Neste sentido, a princípio, após reiteradas discussões alusivas à possibilidade do prosseguimento de ações de cobrança ou execuções ajuizadas em face de devedores solidários ou coobrigados em geral, o Superior Tribunal de Justiça afetou o julgamento do tema à Egrégia Segunda Seção, nos termos do art. 543-C do CPC, do Recurso Especial Representativo de Controvérsia - nº 1.333.349/SP, exarando a seguinte tese quanto a essa problemática:
“A recuperação judicial do devedor principal não impede o prosseguimento das execuções nem induz suspensão ou extinção de ações ajuizadas contra terceiros devedores solidários ou coobrigados em geral, por garantia cambial, real ou fidejussória, pois não se lhes aplicam a suspensão prevista nos arts. 6º, caput, e 52, inciso III, ou a novação a que se refere o art. 59, caput, por força do que dispõe o art. 49, § 1º, todos da Lei n. 11.101/2005”.
(Grifo proposital)
Dessarte, após a aprovação do Plano de Recuperação Judicial, firmou-se sólido entendimento de que a novação prevista na Lei Especial nº 11.101/2005, difere daquela disciplinada pelo Código Civil, não alcançando as garantias prestadas por terceiros. Assim, sobreleva o entendimento de que a novação não interfere no direito dos coobrigados, fiadores, obrigados de regresso e avalistas, preservando-se, por conseguinte, as garantias reais ou fidejussórias.
Com efeito, se a novação civil faz, como regra, extinguir as garantias da dívida, inclusive as reais prestadas por terceiros estranhos ao pacto (art. 364 do Código Civil), a novação decorrente do plano de recuperação traz, como regra, ao reverso, a manutenção das garantias (art. 59, caput, da Lei n. 11.101/2005), as quais só serão suprimidas ou substituídas mediante aprovação expressa do credor titular da respectiva garantia, por ocasião da alienação do bem gravado (art. 50, § 1º) [1].
Ademais, com relação aos devedores solidários ou coobrigados, a Lei expressamente prevê a preservação de suas obrigações caso seja deferida a recuperação judicial do devedor principal – artigo 49, §1º da Lei 11.101/2005.

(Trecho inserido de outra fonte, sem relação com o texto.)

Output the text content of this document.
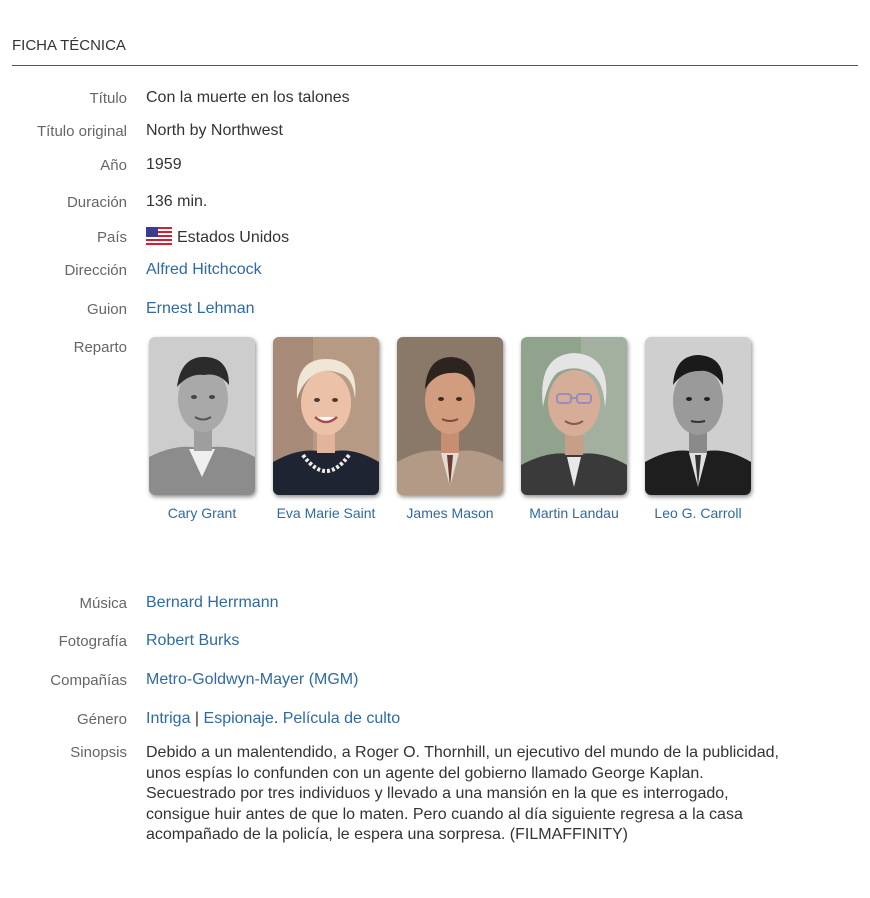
FICHA TÉCNICA
Título Con la muerte en los talones
Título original North by Northwest
Año 1959
Duración 136 min.
País	Estados Unidos
Dirección Alfred Hitchcock
Guion Ernest Lehman
Reparto
Cary Grant	Eva Marie Saint	James Mason	Martin Landau	Leo G. Carroll
Música Bernard Herrmann
Fotografía Robert Burks
Compañías Metro-Goldwyn-Mayer (MGM)
Género Intriga | Espionaje. Película de culto
Sinopsis Debido a un malentendido, a Roger O. Thornhill, un ejecutivo del mundo de la publicidad, unos espías lo confunden con un agente del gobierno llamado George Kaplan. Secuestrado por tres individuos y llevado a una mansión en la que es interrogado, consigue huir antes de que lo maten. Pero cuando al día siguiente regresa a la casa acompañado de la policía, le espera una sorpresa. (FILMAFFINITY)
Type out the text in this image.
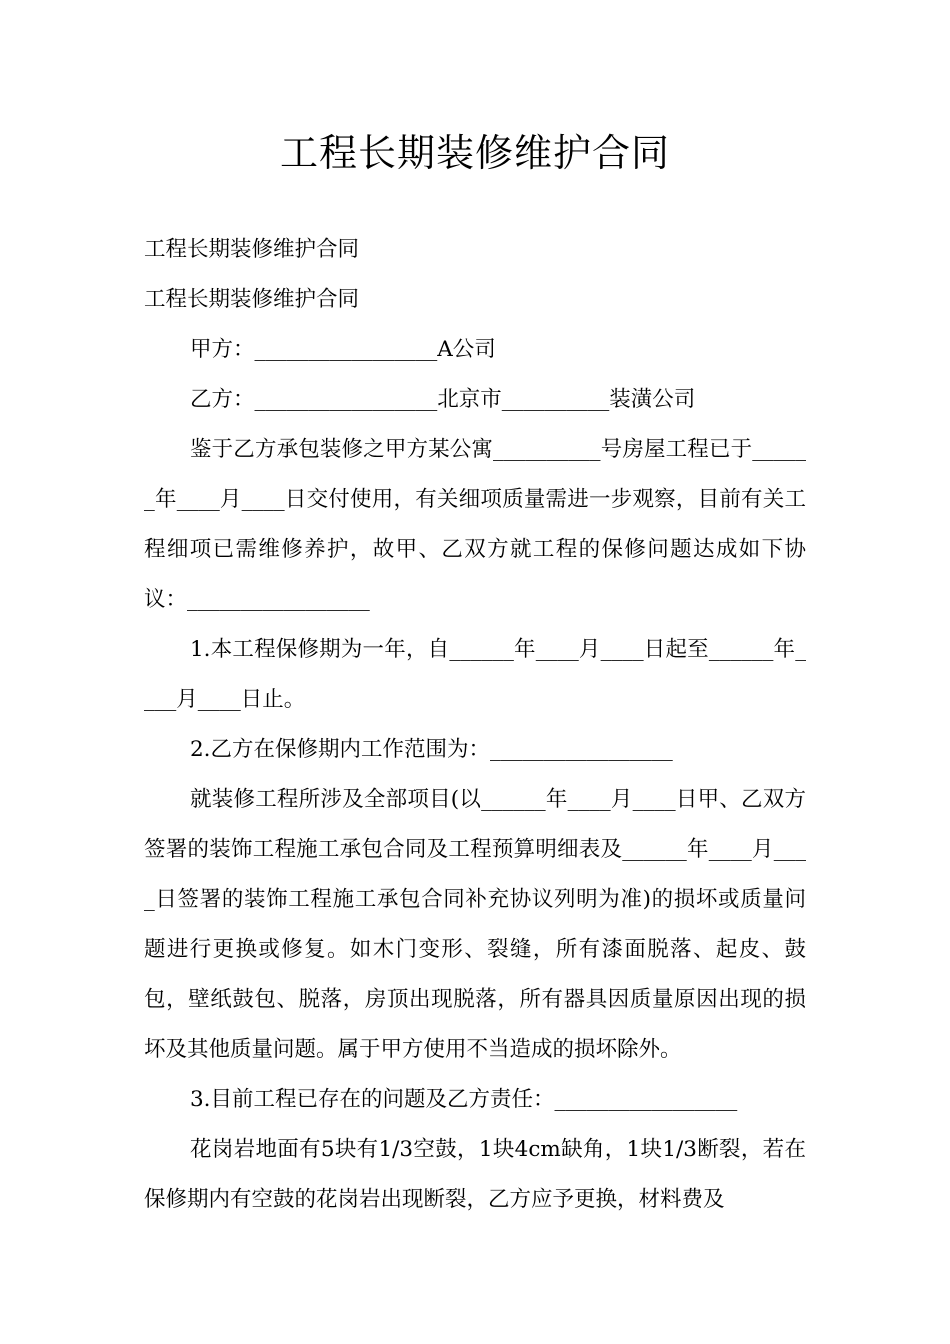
工程长期装修维护合同

工程长期装修维护合同

工程长期装修维护合同

甲方：_________________A公司

乙方：_________________北京市__________装潢公司

鉴于乙方承包装修之甲方某公寓__________号房屋工程已于______年____月____日交付使用，有关细项质量需进一步观察，目前有关工程细项已需维修养护，故甲、乙双方就工程的保修问题达成如下协议：_________________

1.本工程保修期为一年，自______年____月____日起至______年____月____日止。

2.乙方在保修期内工作范围为：_________________

就装修工程所涉及全部项目(以______年____月____日甲、乙双方签署的装饰工程施工承包合同及工程预算明细表及______年____月____日签署的装饰工程施工承包合同补充协议列明为准)的损坏或质量问题进行更换或修复。如木门变形、裂缝，所有漆面脱落、起皮、鼓包，壁纸鼓包、脱落，房顶出现脱落，所有器具因质量原因出现的损坏及其他质量问题。属于甲方使用不当造成的损坏除外。

3.目前工程已存在的问题及乙方责任：_________________

花岗岩地面有5块有1/3空鼓，1块4cm缺角，1块1/3断裂，若在保修期内有空鼓的花岗岩出现断裂，乙方应予更换，材料费及
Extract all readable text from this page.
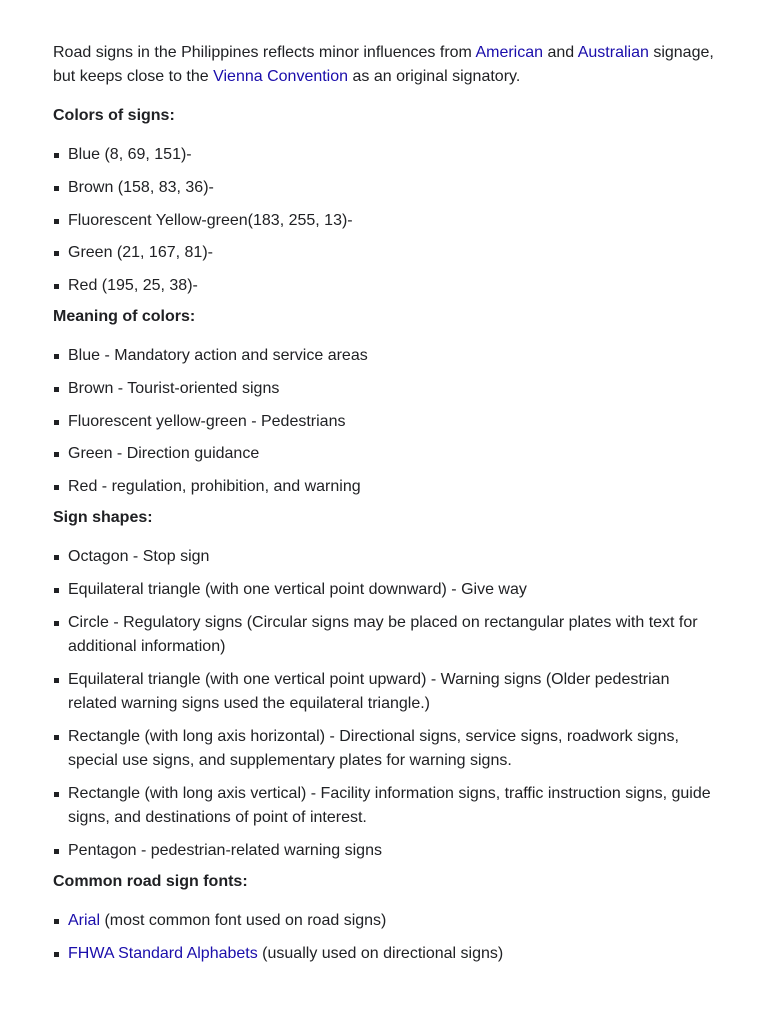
Road signs in the Philippines reflects minor influences from American and Australian signage, but keeps close to the Vienna Convention as an original signatory.

Colors of signs:
Blue (8, 69, 151)-
Brown (158, 83, 36)-
Fluorescent Yellow-green(183, 255, 13)-
Green (21, 167, 81)-
Red (195, 25, 38)-
Meaning of colors:
Blue - Mandatory action and service areas
Brown - Tourist-oriented signs
Fluorescent yellow-green - Pedestrians
Green - Direction guidance
Red - regulation, prohibition, and warning
Sign shapes:
Octagon - Stop sign
Equilateral triangle (with one vertical point downward) - Give way
Circle - Regulatory signs (Circular signs may be placed on rectangular plates with text for additional information)
Equilateral triangle (with one vertical point upward) - Warning signs (Older pedestrian related warning signs used the equilateral triangle.)
Rectangle (with long axis horizontal) - Directional signs, service signs, roadwork signs, special use signs, and supplementary plates for warning signs.
Rectangle (with long axis vertical) - Facility information signs, traffic instruction signs, guide signs, and destinations of point of interest.
Pentagon - pedestrian-related warning signs
Common road sign fonts:
Arial (most common font used on road signs)
FHWA Standard Alphabets (usually used on directional signs)
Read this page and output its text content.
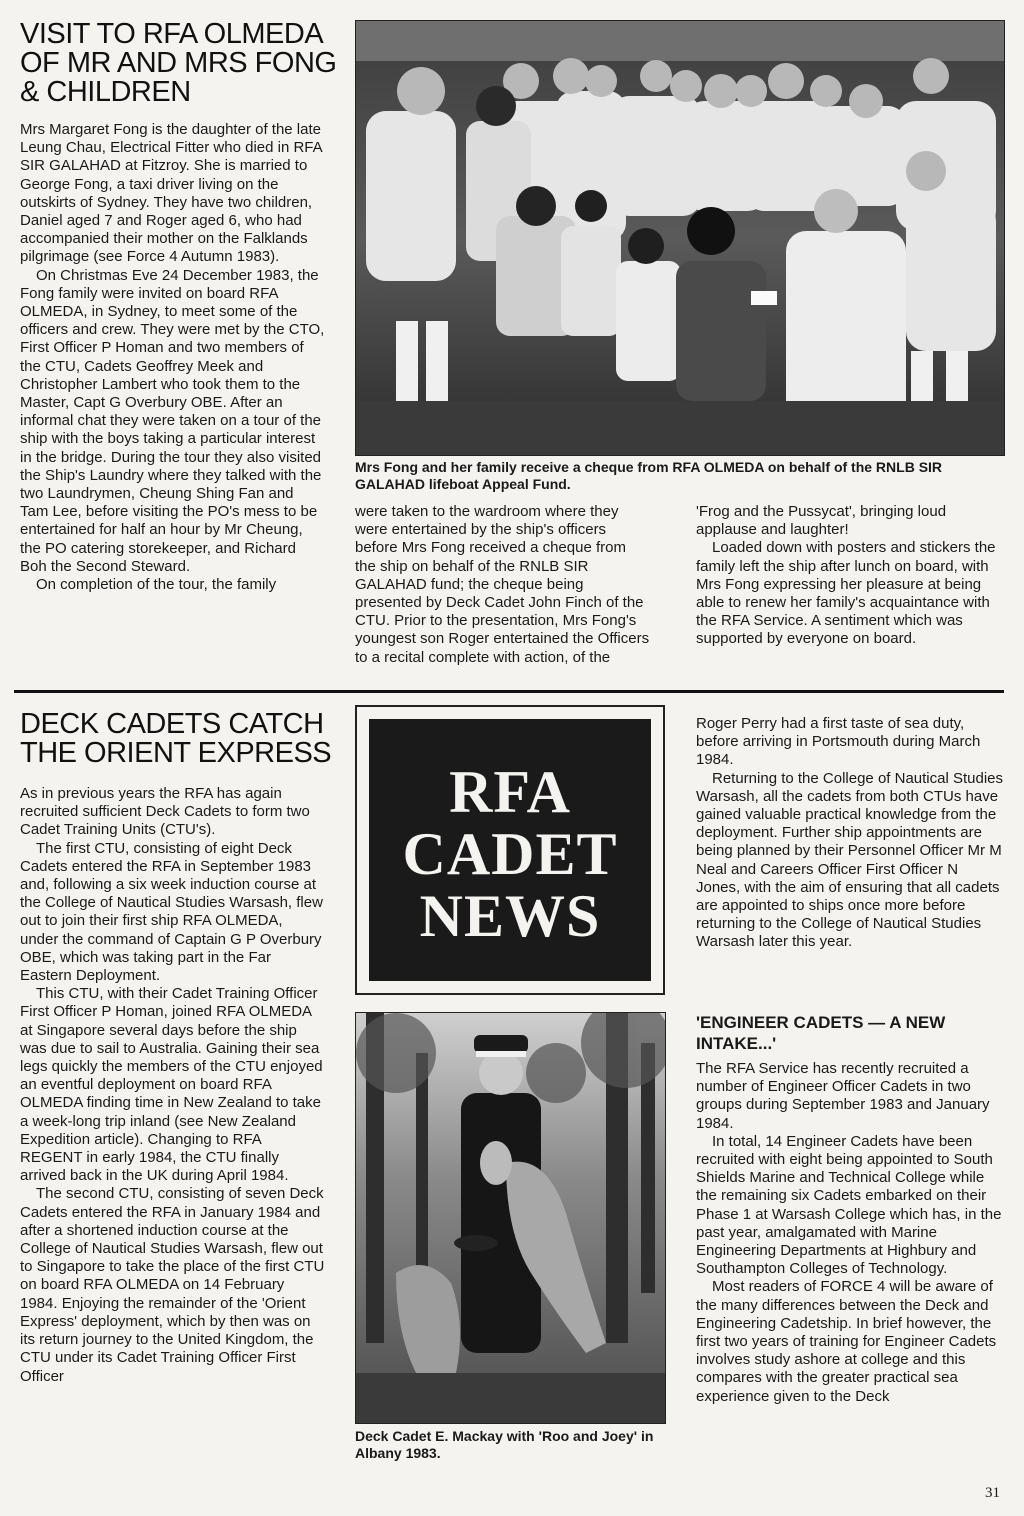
VISIT TO RFA OLMEDA
OF MR AND MRS FONG
& CHILDREN

Mrs Margaret Fong is the daughter of the late Leung Chau, Electrical Fitter who died in RFA SIR GALAHAD at Fitzroy. She is married to George Fong, a taxi driver living on the outskirts of Sydney. They have two children, Daniel aged 7 and Roger aged 6, who had accompanied their mother on the Falklands pilgrimage (see Force 4 Autumn 1983).

On Christmas Eve 24 December 1983, the Fong family were invited on board RFA OLMEDA, in Sydney, to meet some of the officers and crew. They were met by the CTO, First Officer P Homan and two members of the CTU, Cadets Geoffrey Meek and Christopher Lambert who took them to the Master, Capt G Overbury OBE. After an informal chat they were taken on a tour of the ship with the boys taking a particular interest in the bridge. During the tour they also visited the Ship's Laundry where they talked with the two Laundrymen, Cheung Shing Fan and Tam Lee, before visiting the PO's mess to be entertained for half an hour by Mr Cheung, the PO catering storekeeper, and Richard Boh the Second Steward.

On completion of the tour, the family

Mrs Fong and her family receive a cheque from RFA OLMEDA on behalf of the RNLB SIR GALAHAD lifeboat Appeal Fund.

were taken to the wardroom where they were entertained by the ship's officers before Mrs Fong received a cheque from the ship on behalf of the RNLB SIR GALAHAD fund; the cheque being presented by Deck Cadet John Finch of the CTU. Prior to the presentation, Mrs Fong's youngest son Roger entertained the Officers to a recital complete with action, of the

'Frog and the Pussycat', bringing loud applause and laughter!

Loaded down with posters and stickers the family left the ship after lunch on board, with Mrs Fong expressing her pleasure at being able to renew her family's acquaintance with the RFA Service. A sentiment which was supported by everyone on board.

DECK CADETS CATCH
THE ORIENT EXPRESS

As in previous years the RFA has again recruited sufficient Deck Cadets to form two Cadet Training Units (CTU's).

The first CTU, consisting of eight Deck Cadets entered the RFA in September 1983 and, following a six week induction course at the College of Nautical Studies Warsash, flew out to join their first ship RFA OLMEDA, under the command of Captain G P Overbury OBE, which was taking part in the Far Eastern Deployment.

This CTU, with their Cadet Training Officer First Officer P Homan, joined RFA OLMEDA at Singapore several days before the ship was due to sail to Australia. Gaining their sea legs quickly the members of the CTU enjoyed an eventful deployment on board RFA OLMEDA finding time in New Zealand to take a week-long trip inland (see New Zealand Expedition article). Changing to RFA REGENT in early 1984, the CTU finally arrived back in the UK during April 1984.

The second CTU, consisting of seven Deck Cadets entered the RFA in January 1984 and after a shortened induction course at the College of Nautical Studies Warsash, flew out to Singapore to take the place of the first CTU on board RFA OLMEDA on 14 February 1984. Enjoying the remainder of the 'Orient Express' deployment, which by then was on its return journey to the United Kingdom, the CTU under its Cadet Training Officer First Officer

RFA
CADET
NEWS

Deck Cadet E. Mackay with 'Roo and Joey' in Albany 1983.

Roger Perry had a first taste of sea duty, before arriving in Portsmouth during March 1984.

Returning to the College of Nautical Studies Warsash, all the cadets from both CTUs have gained valuable practical knowledge from the deployment. Further ship appointments are being planned by their Personnel Officer Mr M Neal and Careers Officer First Officer N Jones, with the aim of ensuring that all cadets are appointed to ships once more before returning to the College of Nautical Studies Warsash later this year.

'ENGINEER CADETS — A NEW INTAKE...'

The RFA Service has recently recruited a number of Engineer Officer Cadets in two groups during September 1983 and January 1984.

In total, 14 Engineer Cadets have been recruited with eight being appointed to South Shields Marine and Technical College while the remaining six Cadets embarked on their Phase 1 at Warsash College which has, in the past year, amalgamated with Marine Engineering Departments at Highbury and Southampton Colleges of Technology.

Most readers of FORCE 4 will be aware of the many differences between the Deck and Engineering Cadetship. In brief however, the first two years of training for Engineer Cadets involves study ashore at college and this compares with the greater practical sea experience given to the Deck

31
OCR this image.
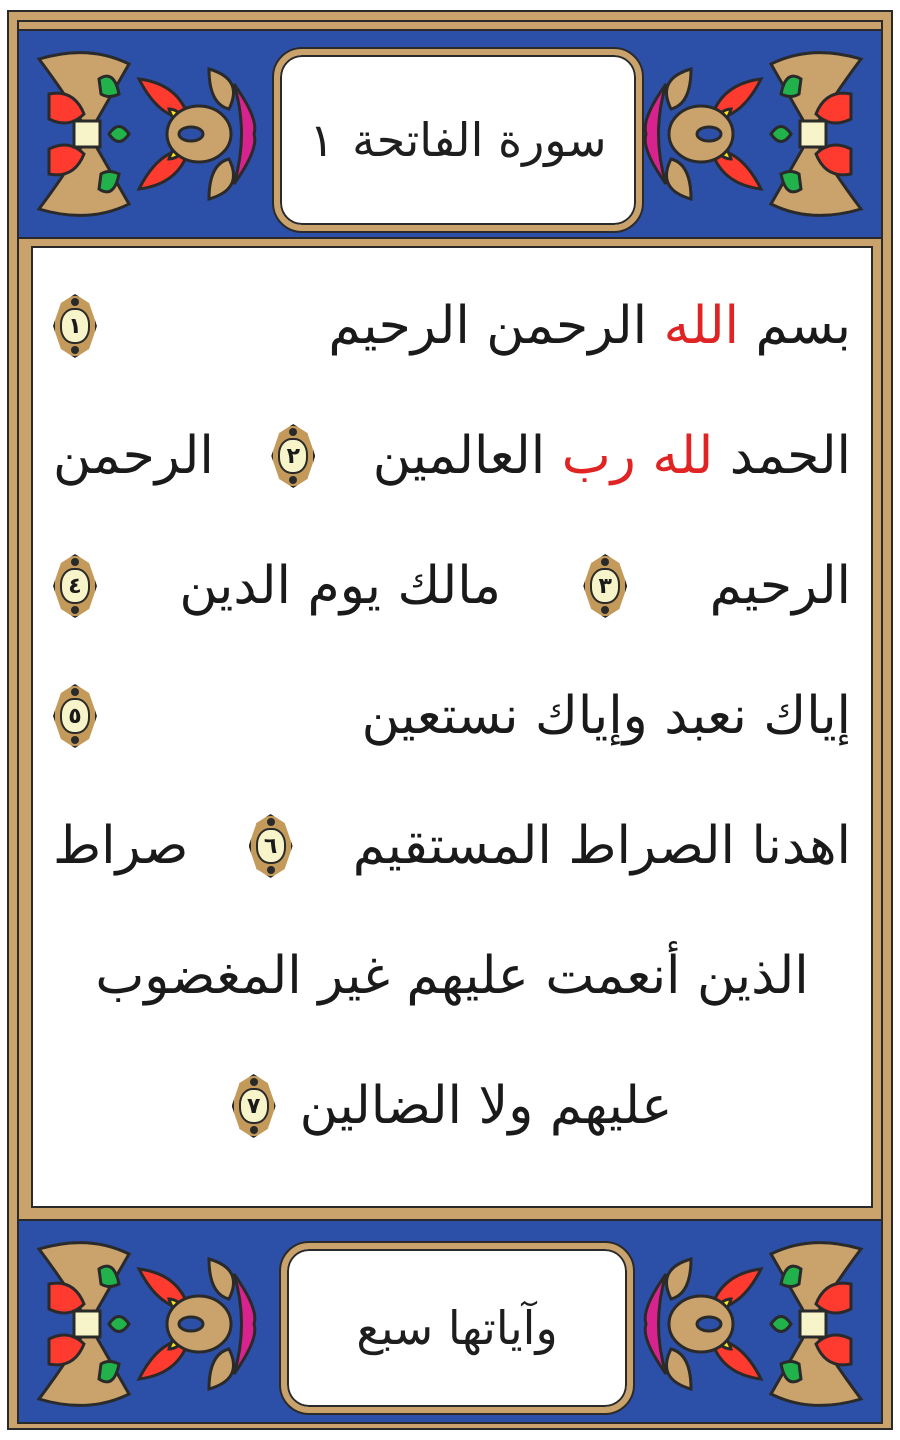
سورة الفاتحة١
بسم الله الرحمن الرحيم
١
الحمد لله رب العالمين
٢
الرحمن
الرحيم
٣
مالك يوم الدين
٤
إياك نعبد وإياك نستعين
٥
اهدنا الصراط المستقيم
٦
صراط
الذين أنعمت عليهم غير المغضوب
عليهم ولا الضالين
٧
وآياتها سبع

O §1º do artigo 49 disciplina que: “§1º - Os credores do devedor em recuperação judicial conservam seus direitos e privilégios contra os coobrigados, fiadores e obrigados de regresso, não se estendendo, por conseguinte a novação aos coobrigados”, imprimindo efetividade à letra da Lei, após vários julgados neste sentido, o STJ pacificou entendimento com a inscrição da Súmula nº 581 - "A recuperação judicial do devedor principal não impede o prosseguimento das ações e execuções ajuizadas contra terceiros devedores solidários ou coobrigados em geral, por garantia cambial, real ou fidejussória”.
Nesta mesma linha, imperioso se faz destacar a intenção normativa do Legislador em preservar as garantias e direito de terceiros, conforme previsão expressa em seus artigos 49, §1º; 50, §1º; 56, §3º; e 59 da Lei nº 11.101/2005, os quais vedam expressamente a supressão ou substituição de qualquer garantia real ou fidejussória dos credores da devedora (salvo, por óbvio, quando houver consentimento expresso por parte do credor titular da garantia).
Depreende-se do exposto acima, que o Tribunal da Cidadania através de julgados, súmula e recurso repetitivo de controvérsia, sedimentou entendimento intrincado e extremamente relevante, concernente aos direitos e privilégios expressamente previstos em Lei dos credores das empresas em Recuperação Judicial, decorrente de anos de tratativas a respeito da matéria em todo território nacional, os quais refletem apropriadamente a mens legis.
Por outro lado, há quem defenda que, à luz do disposto no artigo 49, §2º da Lei nº 11.101/2005, com base no princípio majoritário e no par conditio creditorum, seria possível a liberação de tais garantias pelo plano de recuperação judicial, desde que aprovado pela maioria dos credores da empresa em recuperação judicial, em sede de assembleia geral de credores.
“§ 2º As obrigações anteriores à recuperação judicial observarão as condições originalmente contratadas ou definidas em lei, inclusive no que diz respeito aos encargos, salvo se de modo diverso ficar estabelecido no plano de recuperação judicial”.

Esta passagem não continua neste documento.